7 décembre 1764 : renvoi par les magistrats rennais des lettres patentes du 7 novembre précédent.

18 mars 1765 : séance à Versailles, où le parlement de Bretagne est « mandé » en son entier.

1er avril 1765 : clôture des États de Bretagne.

6 avril 1765 : arrêt du parlement de Bretagne. Les magistrats rennais abandonnent leurs charges, reprenant toutefois leurs fonctions « jusqu’à ce qu’il ait été « autrement pourvu par Sa Majesté à l’administration de la justice souveraine dans ladite province ».

22 mai 1765 : acte de démission signé par 85 présidents et conseillers du parlement de Bretagne (70 présents et 15 par procuration).

Mai-juin 1765 : remplacement, à l’intendance de Bretagne, de Cardin-François-Xavier Le Bret par Jacques de Flesselles.

Début juin 1765 : diffusion à Rennes d’une gravure intitulée Liste des présidents et conseillers à la grecque du parlement de Bretagne, commencée le 22 mai 1765, stigmatisant les 12 magistrats qui ont refusé de démissionner.

Juin 1765 : envoi à M. de Saint-Florentin d’une lettre et de deux billets insultants.

Début juillet 1765 : agitation à la cour et dans les ministères. M. de La Chalotais, procureur général du parlement de Bretagne, est soupçonné d’être l’auteur des billets anonymes.

6 juillet 1765 : arrestation de Pierre-Yves Bouquerel, soupçonné d’être l’auteur de la lettre injurieuse adressée au ministre Saint-Florentin.

12 juillet 1765 : lettres patentes créant une commission dite de l’Arsenal, chargée d’enquêter sur les textes diffamatoires.

18 juillet 1765 : lettres patentes transférant la compétence de la commission de l’Arsenal au parlement de Paris.

11 novembre 1765 : arrestation de cinq magistrats du parlement de Bretagne, Louis-René de Caradeuc de La Chalotais et son fils Anne-Jacques-Raoul de Caradeuc, procureurs généraux, Louis Charette de La Gâcherie et Louis-Jacques Picquet de Montreuil, conseillers en la grand-chambre, Louis-François Charette de La Colinière, conseiller en la première chambre des enquêtes.

12 novembre 1765 : séance au palais, à Rennes. 78 présidents et conseillers du parlement de Bretagne, sur 86 présents, refusent d’enregistrer la déclaration royale (8 novembre) confirmant les deux sols pour livre sur les droits de traite et sur ceux des fermes générales.
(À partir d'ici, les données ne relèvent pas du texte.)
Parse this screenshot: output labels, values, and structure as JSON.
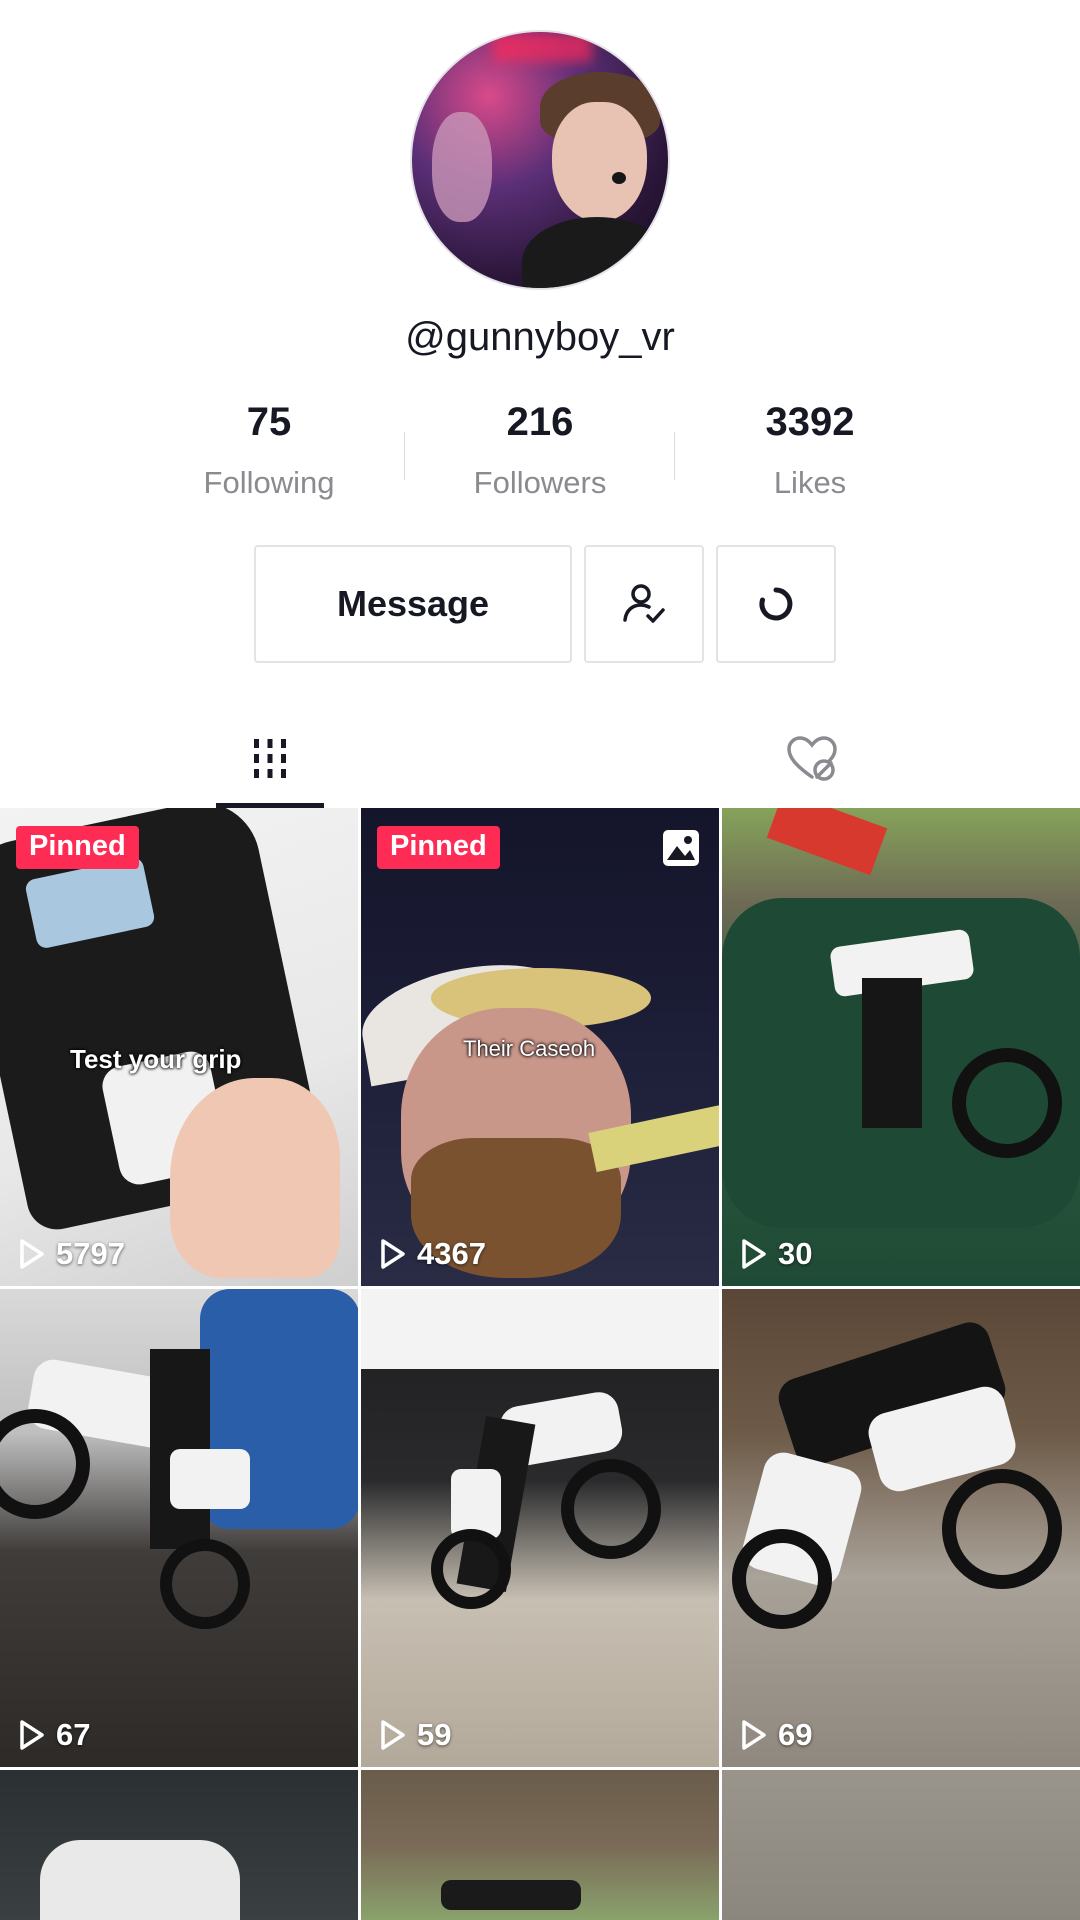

26 novembre 1765 : installation à Rennes de la commission du Conseil, nommée, par lettres patentes du 16 de ce mois, pour tenir le parlement de Bretagne et pour instruire le procès contre les magistrats emprisonnés.

2 décembre 1765 : arrivée à Rennes de Charles-Alexandre de Calonne, promu procureur dans le procès instruit contre MM. de Caradeuc et leurs collègues.

9 janvier 1766 : lettres patentes reconstituant le parlement de Bretagne.

20 janvier 1766 : lettres patentes confiant l’instruction du procès contre les magistrats emprisonnés à la commission du Conseil envoyée en Bretagne.

22-23 janvier 1766 : arrivée des membres de la commission du Conseil à Saint-Malo, où sont détenus MM. de Caradeuc et leurs collègues.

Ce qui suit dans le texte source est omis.